On Friday, neither the department nor school district representatives knew when the printing of the 50,000 consent forms would be finished and ready for distribution to students.
But on Tuesday, many of the schools had received the packets and were scheduled to be sent home with students, said health department John Burns, spokesman,
Bencie said the department will release another schedule of clinic sites and dates by mid-November based on the availability of the vaccine.
As locations are set, the remaining packets will be sent home. In addition, a message from each school’s principal will be sent.
Sandra Edmoundson, health department nursing director, said health officials will offer the nasal mist vaccine to children
with no underlying medical conditions. All other students will receive an injection, she said.
Parents are urged to read all of the information in the packet and consult their primary care provider if they have questions concerning the H1N1 flu vaccine. Many parents may also opt to have their child vaccinated at their physician’s office.
Children under the age of 10 years are required to receive a second dose of the vaccine. A second clinic will be held after 21 to 28 days.
Initially, officials wanted all consent forms to be returned before they organized clinics at schools.
Epidemiologist Ron Cox said Friday that officials wanted to know how much consent there would be before they knew how much of the vaccine would be needed at the school clinics.
Some county commissioners have voiced concern about the department’s swine flu response in schools.
During commissioners’ comments at the end of their meeting Tuesday, Gwen Brown said she was contacted by a Herald reporter on Friday and later talked to Bencie about her concern in waiting to distribute consent forms.

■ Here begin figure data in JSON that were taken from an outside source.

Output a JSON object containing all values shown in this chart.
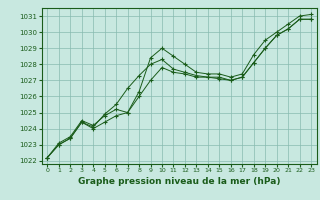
{
  "xlabel": "Graphe pression niveau de la mer (hPa)",
  "xlim": [
    -0.5,
    23.5
  ],
  "ylim": [
    1021.8,
    1031.5
  ],
  "yticks": [
    1022,
    1023,
    1024,
    1025,
    1026,
    1027,
    1028,
    1029,
    1030,
    1031
  ],
  "xticks": [
    0,
    1,
    2,
    3,
    4,
    5,
    6,
    7,
    8,
    9,
    10,
    11,
    12,
    13,
    14,
    15,
    16,
    17,
    18,
    19,
    20,
    21,
    22,
    23
  ],
  "background_color": "#c8e8e0",
  "grid_color": "#88bbb0",
  "line_color": "#1a5c1a",
  "series": [
    {
      "x": [
        0,
        1,
        2,
        3,
        4,
        5,
        6,
        7,
        8,
        9,
        10,
        11,
        12,
        13,
        14,
        15,
        16,
        17,
        18,
        19,
        20,
        21,
        22,
        23
      ],
      "y": [
        1022.2,
        1023.1,
        1023.5,
        1024.5,
        1024.2,
        1024.8,
        1025.2,
        1025.0,
        1026.3,
        1028.4,
        1029.0,
        1028.5,
        1028.0,
        1027.5,
        1027.4,
        1027.4,
        1027.2,
        1027.4,
        1028.6,
        1029.5,
        1030.0,
        1030.5,
        1031.0,
        1031.1
      ]
    },
    {
      "x": [
        0,
        1,
        2,
        3,
        4,
        5,
        6,
        7,
        8,
        9,
        10,
        11,
        12,
        13,
        14,
        15,
        16,
        17,
        18,
        19,
        20,
        21,
        22,
        23
      ],
      "y": [
        1022.2,
        1023.0,
        1023.4,
        1024.4,
        1024.0,
        1024.4,
        1024.8,
        1025.0,
        1026.0,
        1027.0,
        1027.8,
        1027.5,
        1027.4,
        1027.2,
        1027.2,
        1027.2,
        1027.0,
        1027.2,
        1028.1,
        1029.0,
        1029.8,
        1030.2,
        1030.8,
        1030.8
      ]
    },
    {
      "x": [
        0,
        1,
        2,
        3,
        4,
        5,
        6,
        7,
        8,
        9,
        10,
        11,
        12,
        13,
        14,
        15,
        16,
        17,
        18,
        19,
        20,
        21,
        22,
        23
      ],
      "y": [
        1022.2,
        1023.0,
        1023.4,
        1024.4,
        1024.1,
        1024.9,
        1025.5,
        1026.5,
        1027.3,
        1028.0,
        1028.3,
        1027.7,
        1027.5,
        1027.3,
        1027.2,
        1027.1,
        1027.0,
        1027.2,
        1028.1,
        1029.0,
        1029.8,
        1030.2,
        1030.8,
        1030.8
      ]
    }
  ]
}
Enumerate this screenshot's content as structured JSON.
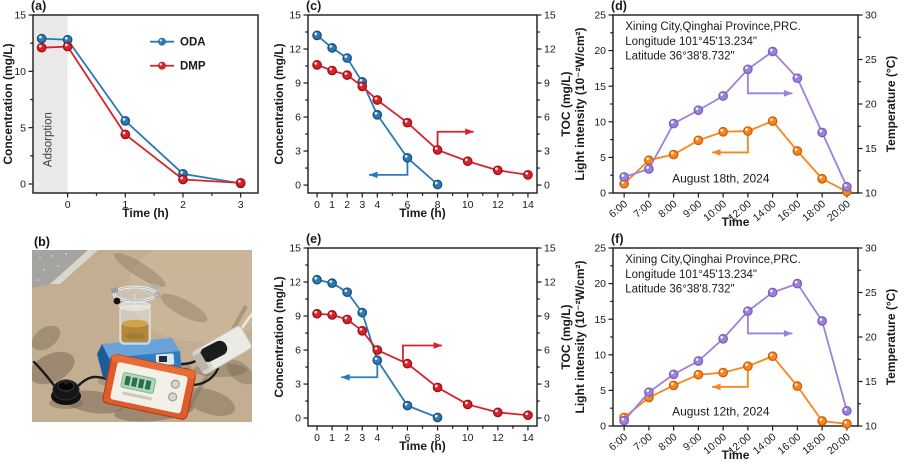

“I’m very pleased and very comfortable with the way they are managing it (now),” she said.
“The schools and health department were initially going to hold the consent forms and release them all at once but as we talked this out more, we decided it would be better to do it this way,” Bencie said.
The county as of last Friday had received about 22,700 doses.
The Sarasota County Health Department is also set to start issuing swine flu vaccinations at elementary schools on Friday. Consent forms have been delivered to all Sarasota County students.
Dianne Shipley, spokeswoman for the Sarasota County Health Department, said parents of elementary students are asked to bring the consent forms with them to the clinic. Parents of middle and high school students have been asked to mail in their consent forms since those vaccinations will be issued during school hours.